Ideologias políticas: Ídolos e utopias

                                                              por Thalison Evangelista

Estamos às vésperas das eleições, e os debates entre candidatos acontecem em todas as grandes emissoras do país. Muita gente assiste, outros não. Alguns se empolgam, outros, na verdade, se horrorizam com a falta de conhecimento, comprometimento, ética e outras virtudes nos candidatos.
O Brasil vem passando por uma espécie de despertar (pouco, diga-se de passagem) no aspecto político. Talvez diante do fato de tantos escândalos de corrupção e também de uma crise financeira enorme, as pessoas procuram saber o motivo por trás de tudo isso. Mas esse tipo de despertar nos esclarece, ou pelo menos nos alerta, para outro tipo de problema, a saber, a esperança depositada na política (ideologias, partidos, etc.).

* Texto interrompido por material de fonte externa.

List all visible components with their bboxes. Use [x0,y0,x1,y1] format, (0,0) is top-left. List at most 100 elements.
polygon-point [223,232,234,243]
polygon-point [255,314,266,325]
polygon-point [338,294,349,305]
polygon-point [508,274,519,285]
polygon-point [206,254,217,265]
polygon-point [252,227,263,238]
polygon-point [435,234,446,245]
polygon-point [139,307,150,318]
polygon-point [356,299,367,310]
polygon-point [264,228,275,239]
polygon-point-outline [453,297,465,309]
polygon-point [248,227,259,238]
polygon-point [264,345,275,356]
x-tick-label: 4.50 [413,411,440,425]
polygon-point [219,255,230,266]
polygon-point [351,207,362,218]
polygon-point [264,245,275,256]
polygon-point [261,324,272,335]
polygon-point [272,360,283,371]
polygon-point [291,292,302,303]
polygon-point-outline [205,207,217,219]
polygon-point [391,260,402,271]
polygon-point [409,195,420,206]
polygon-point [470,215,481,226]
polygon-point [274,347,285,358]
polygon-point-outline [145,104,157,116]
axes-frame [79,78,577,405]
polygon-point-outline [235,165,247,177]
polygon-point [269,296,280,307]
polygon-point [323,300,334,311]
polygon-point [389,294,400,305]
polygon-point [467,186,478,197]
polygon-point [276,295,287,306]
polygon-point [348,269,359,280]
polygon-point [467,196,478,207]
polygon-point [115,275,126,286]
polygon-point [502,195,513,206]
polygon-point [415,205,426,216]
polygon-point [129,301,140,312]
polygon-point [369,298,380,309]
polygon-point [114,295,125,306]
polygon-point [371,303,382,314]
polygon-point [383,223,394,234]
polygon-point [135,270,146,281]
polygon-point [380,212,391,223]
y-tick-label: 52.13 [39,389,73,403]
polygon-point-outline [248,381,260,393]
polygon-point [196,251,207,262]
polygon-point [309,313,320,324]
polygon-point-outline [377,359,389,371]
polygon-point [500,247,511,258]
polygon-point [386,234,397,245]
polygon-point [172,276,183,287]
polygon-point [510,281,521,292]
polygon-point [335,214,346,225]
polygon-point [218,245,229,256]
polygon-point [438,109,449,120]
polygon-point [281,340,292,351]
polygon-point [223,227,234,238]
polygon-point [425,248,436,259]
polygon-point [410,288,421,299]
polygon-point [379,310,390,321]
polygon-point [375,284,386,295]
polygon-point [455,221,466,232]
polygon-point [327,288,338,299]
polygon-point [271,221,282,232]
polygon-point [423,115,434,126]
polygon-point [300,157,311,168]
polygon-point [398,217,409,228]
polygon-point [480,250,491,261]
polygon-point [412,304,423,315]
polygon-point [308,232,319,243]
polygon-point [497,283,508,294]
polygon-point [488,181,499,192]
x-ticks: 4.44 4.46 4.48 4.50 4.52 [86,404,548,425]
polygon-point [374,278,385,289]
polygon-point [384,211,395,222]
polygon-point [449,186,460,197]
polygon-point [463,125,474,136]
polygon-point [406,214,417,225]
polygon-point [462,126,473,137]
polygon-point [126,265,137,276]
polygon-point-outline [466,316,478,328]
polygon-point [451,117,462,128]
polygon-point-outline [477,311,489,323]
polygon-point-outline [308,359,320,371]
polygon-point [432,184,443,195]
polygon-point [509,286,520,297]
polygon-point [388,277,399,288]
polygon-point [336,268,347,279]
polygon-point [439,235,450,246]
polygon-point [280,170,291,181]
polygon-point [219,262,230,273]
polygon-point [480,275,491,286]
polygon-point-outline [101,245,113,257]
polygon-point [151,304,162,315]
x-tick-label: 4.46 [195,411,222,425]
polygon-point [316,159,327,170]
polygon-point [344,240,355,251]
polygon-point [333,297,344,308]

Nós vivemos em um mundo profundamente secularizado, apesar de ouvirmos muito a palavra “espiritualidade”, na verdade ela hoje é usada em muitos sentidos, menos no sentido real. Mas, embora secularizado, o homem jamais deixou de ser um “ser religioso”, pois é da sua natureza adorar. Mesmo o mais ateu dos ateus adora alguma coisa, seja o objeto de adoração um animal, dinheiro, sexo, poder ou ideias.
David Koyzis argumenta em seu excelente livro “Visões e Ilusões Políticas”, que “a ideologia provém do comprometimento religioso (idólatra) de uma pessoa ou comunidade”. Talvez soe estranho para nós, modernos, essa afirmação. Afinal, estamos acostumados a ver política totalmente separada de religião, e enquanto no meio cristão se vive uma espécie de esquizofrenia em que no contexto da vida “secular” somos movidos por pensamentos diferentes em várias situações, vivendo uma dicotomia, no meio não cristão costumamos ouvir: “Não se discute religião, política e futebol”. Mesmo parecendo estranho, queremos apontar alguns argumentos que mostrarão fazer muito sentido o que Koyzis diz.
A “ideologia é religião invertida”, diz o historiador Russell Kirk. Nós diríamos ainda que ideologia é uma religião reducionista. Ela nasce primeiro no imaginário do ideólogo, e depois tenta se encaixar na realidade. Assim, para poder fazer sentido, necessariamente precisará descartar algumas verdades da criação, criar outras, e distorcer outras tantas. Dessa maneira, ela acabará formando uma visão errada da criação, criando formas distintas de enxergar o que é o mal, e mostrando formas ruins de redenção para esse tipo de mal.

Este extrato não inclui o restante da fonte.